Wednesday, October 19, 2011
A Historical Narrative for OWS
One of the most nefariously effective strategies of the radical Right in this country has been identifying themselves with the heroism of the American past, and portraying any progressive policy as a kind of alien, anti-American imposition. (Notice the upsurge in references to "European socialized medicine" recently.) Today I happened to be in lower Manhattan, and within minutes I gazed on Alexander Hamilton's grave at the Trinity Church graveyard, and then walked a block north and saw the protesters at Zuccotti Park. This got me thinking about the long history in America of opposition to the capricious and undemocratic power of concentrated wealth. Occupy Wall Street and its allies need an antidote to the tricorn-hatted, Founder rim jobbing of the Tea Party set, and need to start reminding Americans of their traditional historical aversion to the financial industry's chicanery.
Hamilton's financial policies, which greatly benefited the rich creditors who held Revolutionary War debt, raised plenty of protest already in the 1790s, at the birth of the new republic. To pay off those creditors, the government instituted taxes on the whiskey stilled by farmers, many of whom protested during the so-called Whiskey Rebellion. The issue wasn't just taxes, but the fact that the government was sticking it to the lower orders in order to make sure that the wealthiest made themselves even richer. That state of affairs sounds awfully familiar today, doesn't it?
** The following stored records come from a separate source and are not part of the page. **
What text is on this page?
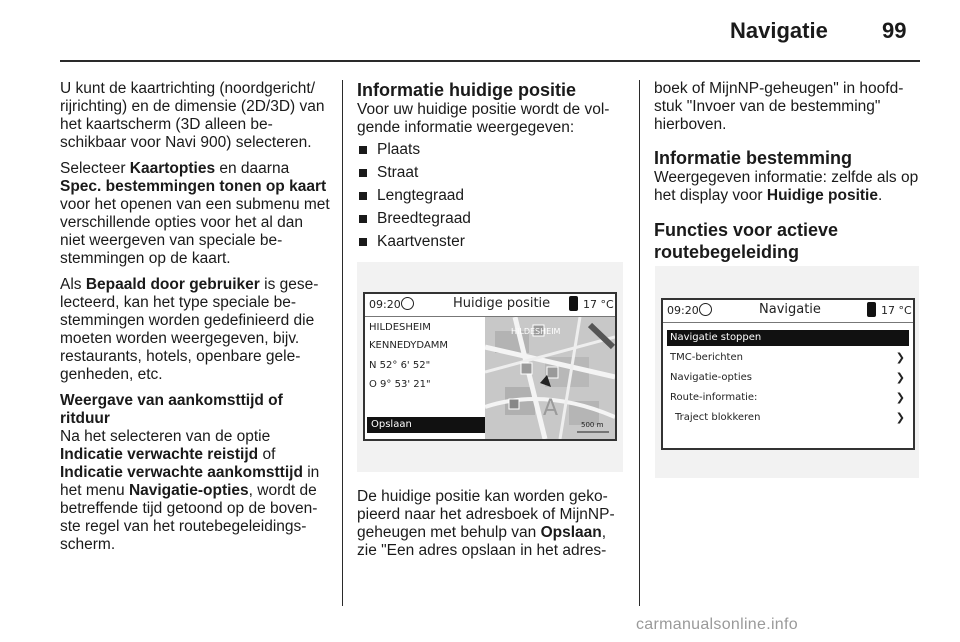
Navigatie 99

U kunt de kaartrichting (noordgericht/ rijrichting) en de dimensie (2D/3D) van het kaartscherm (3D alleen be-schikbaar voor Navi 900) selecteren.

Selecteer Kaartopties en daarna Spec. bestemmingen tonen op kaart voor het openen van een submenu met verschillende opties voor het al dan niet weergeven van speciale be-stemmingen op de kaart.

Als Bepaald door gebruiker is gese-lecteerd, kan het type speciale be-stemmingen worden gedefinieerd die moeten worden weergegeven, bijv. restaurants, hotels, openbare gele-genheden, etc.

Weergave van aankomsttijd of ritduur

Na het selecteren van de optie Indicatie verwachte reistijd of Indicatie verwachte aankomsttijd in het menu Navigatie-opties, wordt de betreffende tijd getoond op de boven-ste regel van het routebegeleidings-scherm.

Informatie huidige positie

Voor uw huidige positie wordt de vol-gende informatie weergegeven:

Plaats
Straat
Lengtegraad
Breedtegraad
Kaartvenster
09:20	Huidige positie	17 °C
HILDESHEIM
KENNEDYDAMM
N 52° 6' 52"
O 9° 53' 21"
Opslaan
A
HILDESHEIM
500 m
De huidige positie kan worden geko-pieerd naar het adresboek of MijnNP-geheugen met behulp van Opslaan, zie "Een adres opslaan in het adres-

boek of MijnNP-geheugen" in hoofd-stuk "Invoer van de bestemming" hierboven.

Informatie bestemming

Weergegeven informatie: zelfde als op het display voor Huidige positie.

Functies voor actieve
routebegeleiding
09:20	Navigatie	17 °C
Navigatie stoppen
TMC-berichten	❯
Navigatie-opties	❯
Route-informatie:	❯
Traject blokkeren	❯
carmanualsonline.info
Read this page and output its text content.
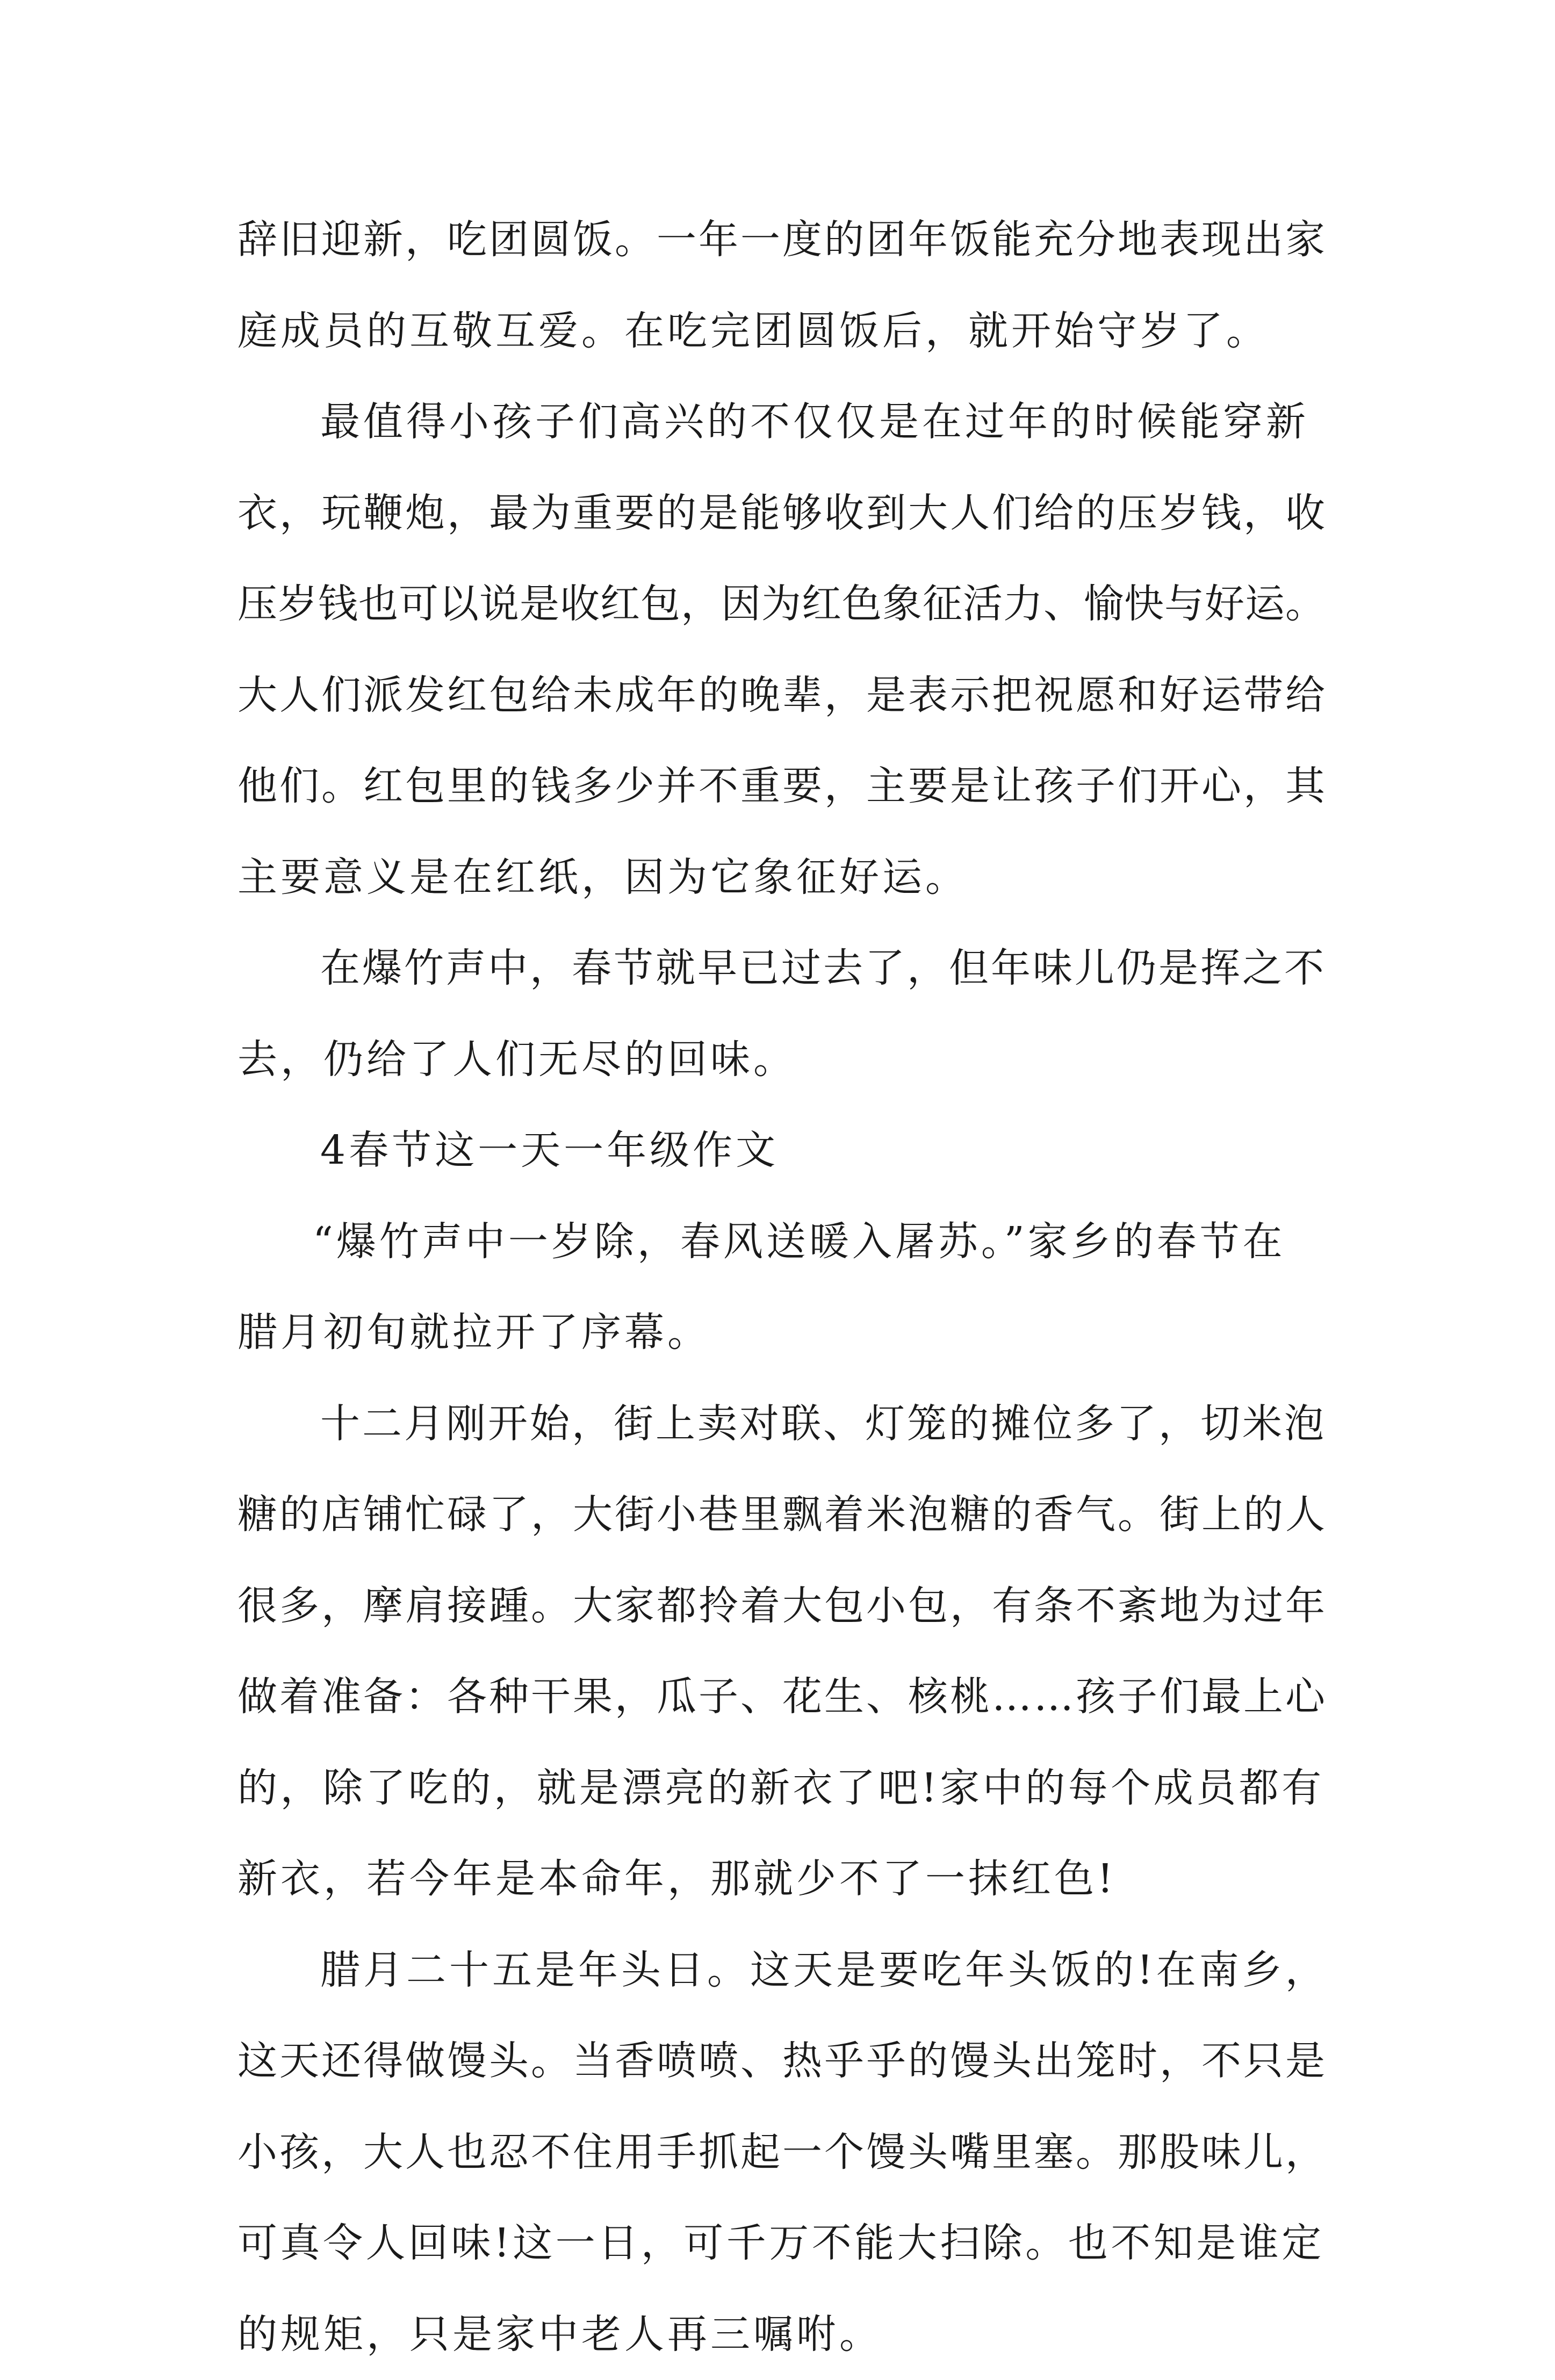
辞旧迎新，吃团圆饭。一年一度的团年饭能充分地表现出家
庭成员的互敬互爱。在吃完团圆饭后，就开始守岁了。
最值得小孩子们高兴的不仅仅是在过年的时候能穿新
衣，玩鞭炮，最为重要的是能够收到大人们给的压岁钱，收
压岁钱也可以说是收红包，因为红色象征活力、愉快与好运。
大人们派发红包给未成年的晚辈，是表示把祝愿和好运带给
他们。红包里的钱多少并不重要，主要是让孩子们开心，其
主要意义是在红纸，因为它象征好运。
在爆竹声中，春节就早已过去了，但年味儿仍是挥之不
去，仍给了人们无尽的回味。
4春节这一天一年级作文
“爆竹声中一岁除，春风送暖入屠苏。”家乡的春节在
腊月初旬就拉开了序幕。
十二月刚开始，街上卖对联、灯笼的摊位多了，切米泡
糖的店铺忙碌了，大街小巷里飘着米泡糖的香气。街上的人
很多，摩肩接踵。大家都拎着大包小包，有条不紊地为过年
做着准备：各种干果，瓜子、花生、核桃……孩子们最上心
的，除了吃的，就是漂亮的新衣了吧!家中的每个成员都有
新衣，若今年是本命年，那就少不了一抹红色!
腊月二十五是年头日。这天是要吃年头饭的!在南乡，
这天还得做馒头。当香喷喷、热乎乎的馒头出笼时，不只是
小孩，大人也忍不住用手抓起一个馒头嘴里塞。那股味儿，
可真令人回味!这一日，可千万不能大扫除。也不知是谁定
的规矩，只是家中老人再三嘱咐。
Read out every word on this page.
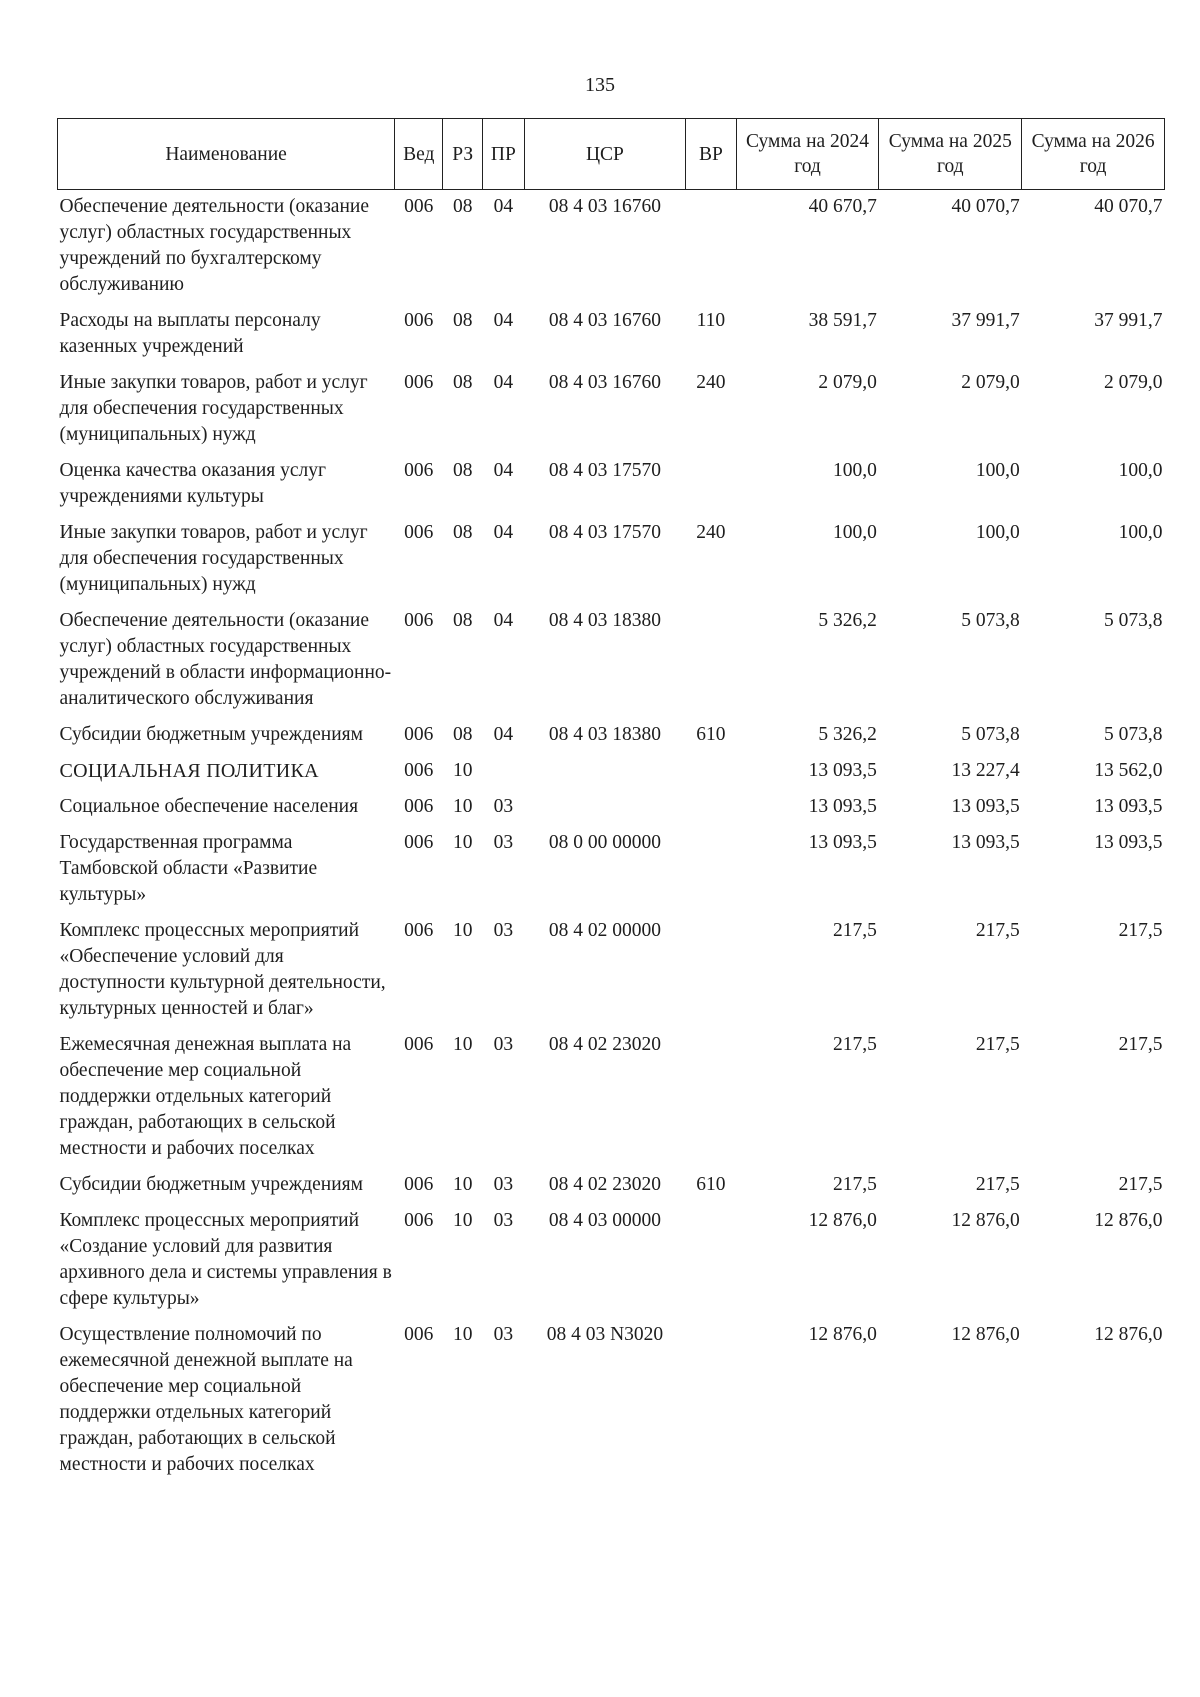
135
Наименование	Вед	РЗ	ПР	ЦСР	ВР	Сумма на 2024 год	Сумма на 2025 год	Сумма на 2026 год
Обеспечение деятельности (оказание услуг) областных государственных учреждений по бухгалтерскому обслуживанию	006	08	04	08 4 03 16760		40 670,7	40 070,7	40 070,7
Расходы на выплаты персоналу казенных учреждений	006	08	04	08 4 03 16760	110	38 591,7	37 991,7	37 991,7
Иные закупки товаров, работ и услуг для обеспечения государственных (муниципальных) нужд	006	08	04	08 4 03 16760	240	2 079,0	2 079,0	2 079,0
Оценка качества оказания услуг учреждениями культуры	006	08	04	08 4 03 17570		100,0	100,0	100,0
Иные закупки товаров, работ и услуг для обеспечения государственных (муниципальных) нужд	006	08	04	08 4 03 17570	240	100,0	100,0	100,0
Обеспечение деятельности (оказание услуг) областных государственных учреждений в области информационно-аналитического обслуживания	006	08	04	08 4 03 18380		5 326,2	5 073,8	5 073,8
Субсидии бюджетным учреждениям	006	08	04	08 4 03 18380	610	5 326,2	5 073,8	5 073,8
СОЦИАЛЬНАЯ ПОЛИТИКА	006	10				13 093,5	13 227,4	13 562,0
Социальное обеспечение населения	006	10	03			13 093,5	13 093,5	13 093,5
Государственная программа Тамбовской области «Развитие культуры»	006	10	03	08 0 00 00000		13 093,5	13 093,5	13 093,5
Комплекс процессных мероприятий «Обеспечение условий для доступности культурной деятельности, культурных ценностей и благ»	006	10	03	08 4 02 00000		217,5	217,5	217,5
Ежемесячная денежная выплата на обеспечение мер социальной поддержки отдельных категорий граждан, работающих в сельской местности и рабочих поселках	006	10	03	08 4 02 23020		217,5	217,5	217,5
Субсидии бюджетным учреждениям	006	10	03	08 4 02 23020	610	217,5	217,5	217,5
Комплекс процессных мероприятий «Создание условий для развития архивного дела и системы управления в сфере культуры»	006	10	03	08 4 03 00000		12 876,0	12 876,0	12 876,0
Осуществление полномочий по ежемесячной денежной выплате на обеспечение мер социальной поддержки отдельных категорий граждан, работающих в сельской местности и рабочих поселках	006	10	03	08 4 03 N3020		12 876,0	12 876,0	12 876,0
Bankers wreck the economy, they get bailed out, and the rest of us are told there's no money left for Social Security, public education, or infrastructure.
Calls to break up big banks met with great popular approval in America's early days. Jefferson helped nix the First Bank of the United States, and Andrew Jackson's destruction of the Second Bank of the United States was met with popular adulation. Although I don't think it was a good decision, it nevertheless shows that resentment of concentrated wealth is not some kind of "Marxist" alien imposition, but as American as it gets. That popular disgust with banks, especially strong with farmers and rural folk who were turned out of their homes with little recourse, has been a mainstay of American culture. My grandfather despised banks, not because he was a socialist, but because as s farmer he was well aware of who was on his side and who wasn't. As Woody Guthrie sang back in the 1930s about bank robber Pretty Boy Floyd, "Some rob you with a six-gun, some with a fountain pen."
For a time, the popular disapproval of reckless, unaccountable banks actually led to some real reform. From the Panic of 1819 to the Great Depression, unfettered banks kept ginning up the same boom and bust cycle of speculation whose many convulsions fell hardest on the ordinary people who lost their jobs, farms, and livelihoods whenever speculative bubbles burst. Finally, during the New Deal the Glass-Steagall Act put greater regulations on banks. This law was not perfect, but it kept financial institutions from staking their depositors' money on speculative chicanery that risked blowing up the economy. It also reflected the desire of leaders to listen to the people rather than the bankers. FDR won re-election by a landslide telling crowds that the banks were "unanimous in their hate for me, and I welcome their hatred" and that "government by organized money is just as dangerous as government by organized mobs."
In the era of financial regulation, from Glass-Steagall in 1933 to the Reagan years, we did not have one single financial crisis. Then came deregulation. First it was the Savings and Loans who were set free to enjoy the wonders of the market, which promptly allowed them to wipe out the entire system and force a bailout of hundreds of billions of dollars. In the 1990s Clinton and the GOP Congress repealed Glass-Steagall in the name of "innovation" in the same decade when hedge funds were basically left completely unleashed. Lo and behold, ten years later the "innovative" mortgage financed securities and credit default swaps inflated to a massive bubble whose bursting has still left the economy in shambles. We have been returned to the cruel roller coaster of the 19th century economy, with its wrenching disparities of wealth and chronic instability. It's high time that the 99% in this revive an old and venerable tradition of telling the banks that we, not them, are in charge in a democracy. After all, it's the American thing to do.